When that Russian boy looks at that box ten years from now, will he remember me with pleasure or with disappointment? If I expressed love for what he loved, his love will grow to be more far-reaching. He will share it with his children. But, if I failed to love what he loved, if he felt isolated and unappreciated in the thing he so enjoyed that day, that could be the spirit he would carry with him into his own parenting. Years from now, he would pick up his old box and feel a little sad that no one ever understood him, that no one cared. He would place it back on the shelf… wishing… sadly remembering.
I don’t mean to imply that if I had failed to enjoy his handiwork that one time, his life would have been ruined. Children can absorb a considerable amount of our inconsistencies and not be permanently handicapped. It is the general tenor of our attitudes and the accumulation of all our responses that mold the child’s soul.
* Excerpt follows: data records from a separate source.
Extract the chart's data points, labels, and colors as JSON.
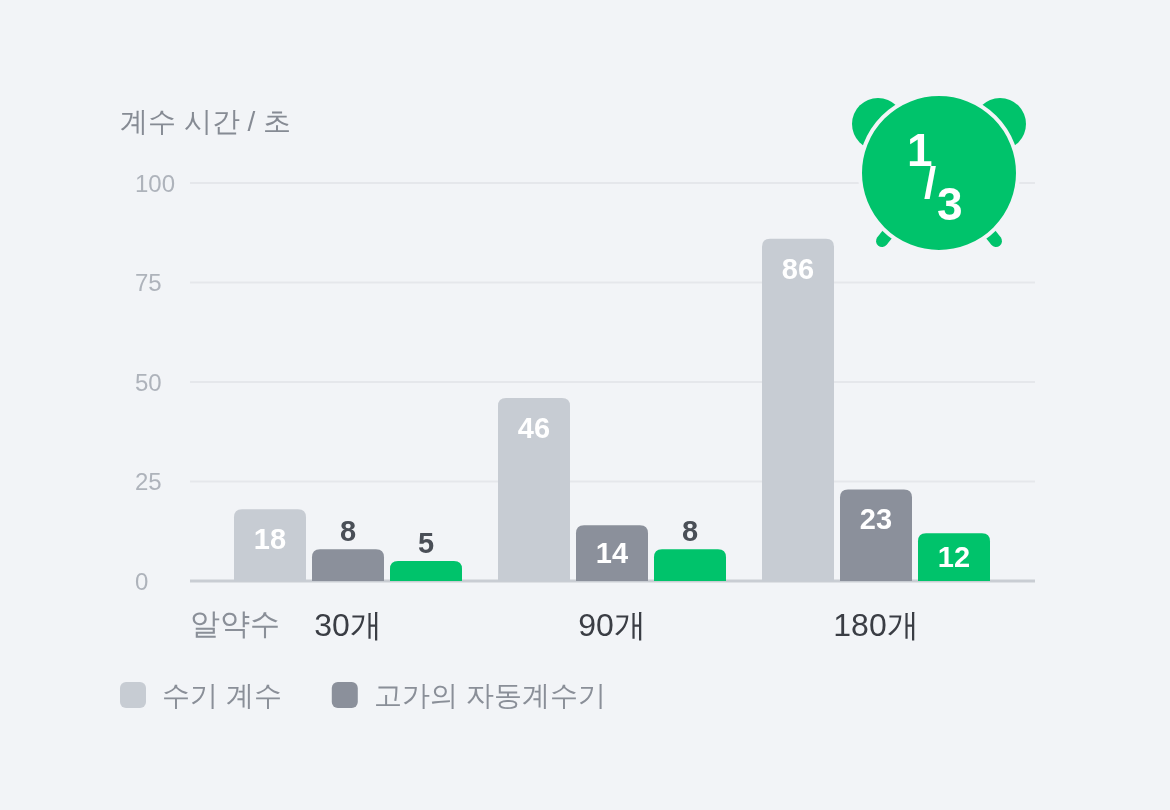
{
  "chart_data": {
    "type": "bar",
    "ylabel": "계수 시간 / 초",
    "xlabel": "알약수",
    "categories": [
      "30개",
      "90개",
      "180개"
    ],
    "series": [
      {
        "name": "수기 계수",
        "color": "#c7ccd3",
        "values": [
          18,
          46,
          86
        ]
      },
      {
        "name": "고가의 자동계수기",
        "color": "#8b909b",
        "values": [
          8,
          14,
          23
        ]
      },
      {
        "color": "#00c36b",
        "values": [
          5,
          8,
          12
        ]
      }
    ],
    "ylim": [
      0,
      100
    ],
    "yticks": [
      0,
      25,
      50,
      75,
      100
    ],
    "grid": "y",
    "legend": "bottom",
    "data_labels": true,
    "annotations": [
      "1/3"
    ]
  }
}
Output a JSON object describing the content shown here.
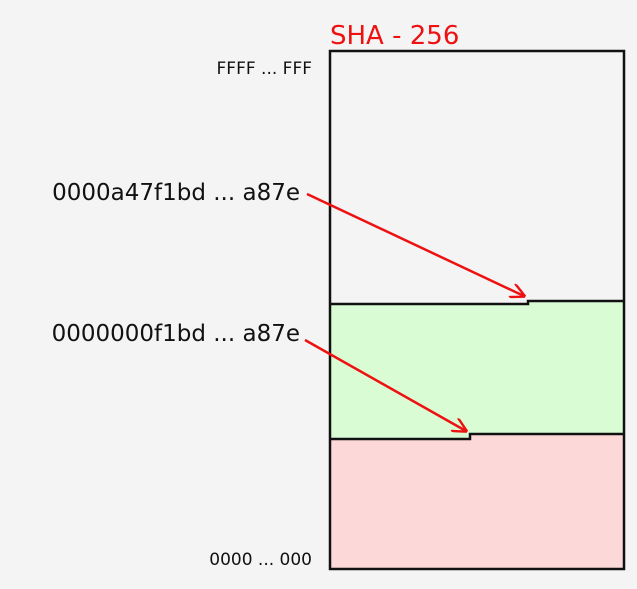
{
  "diagram": {
    "title": "SHA - 256",
    "top_label": "FFFF ... FFF",
    "bottom_label": "0000 ... 000",
    "hash_1": "0000a47f1bd ... a87e",
    "hash_2": "0000000f1bd ... a87e"
  },
  "colors": {
    "background": "#f4f4f4",
    "title": "#ee1111",
    "arrow": "#ee1111",
    "green_region": "#d9fcd4",
    "red_region": "#fdd8d8",
    "outline": "#111111"
  }
}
There is much more to training a child than loving what he loves, but if that one critical element is missing, virtually nothing else will ever be right. I have few best friends—less than a handful, but those whom I would so designate are people who are interested in what interests me. If I am excited about something, they are too. If I love it, they immediately think it something of value. My best friends are always interested. They are never busy or indifferent. I trust them with my reputation, my money, my family, and personal knowledge of me. They love what I love. They love me. If your child is going to be your best friend when he or she is grown, you must love what they love: when they are three, and when they are thirteen. It is what makes the world go round and makes children come back around and call their parents blessed.